The other problem is that regulators are capricious. Deutsche’s placing is partly because its own supervisor, BaFin, has become more concerned over group capital getting trapped if its U.S. counterpart requires European banks with New York investment banks to subsidiarise. Although Barclays has fewer group assets in the United States – just under a quarter against over a third for Deutsche, according to Morgan Stanley – it could still face a shortfall if the BoE decided to follow BaFin’s lead.
To complicate things further, Barclays doesn’t know for certain whether 4 billion pounds of recently raised contingent convertibles, which turn into equity if Barclays’ core Tier 1 capital ratio sinks below 7 percent, will count as a buffer.

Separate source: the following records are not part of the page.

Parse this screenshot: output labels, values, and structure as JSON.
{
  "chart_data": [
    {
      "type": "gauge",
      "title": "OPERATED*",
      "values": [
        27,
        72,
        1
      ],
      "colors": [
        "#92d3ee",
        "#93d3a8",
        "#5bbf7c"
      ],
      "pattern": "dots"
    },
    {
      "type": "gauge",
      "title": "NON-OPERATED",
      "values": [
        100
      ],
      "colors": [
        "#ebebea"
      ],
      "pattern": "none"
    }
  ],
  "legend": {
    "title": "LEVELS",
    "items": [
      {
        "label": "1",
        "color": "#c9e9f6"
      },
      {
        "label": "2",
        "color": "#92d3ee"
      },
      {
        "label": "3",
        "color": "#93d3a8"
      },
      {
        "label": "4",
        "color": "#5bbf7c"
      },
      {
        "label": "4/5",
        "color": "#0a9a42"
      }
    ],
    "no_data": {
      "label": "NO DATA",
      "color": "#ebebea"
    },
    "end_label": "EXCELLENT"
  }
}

How would Barclays plug a gap? At its current market capitalization, it could probably only get away with a 3.7 billion pound Deutsche-style private placement without breaching pre-emption rights: against 4.4 billion pounds that would be needed to get up to Deutsche’s 9.5 percent ratio. Qatar, which holds 6 percent of its shares, may baulk at supporting a rights issue when a Serious Fraud Office probe hangs over certain commercial arrangements between Barclays and itself around the time of its capital support in 2008.
None of these headaches are insuperable, especially as Barclays should be able to close some of the gap organically. But as Jain and Fitschen have now found, passing up the chance to raise capital during your honeymoon period can prove a credibility-sapping mistake.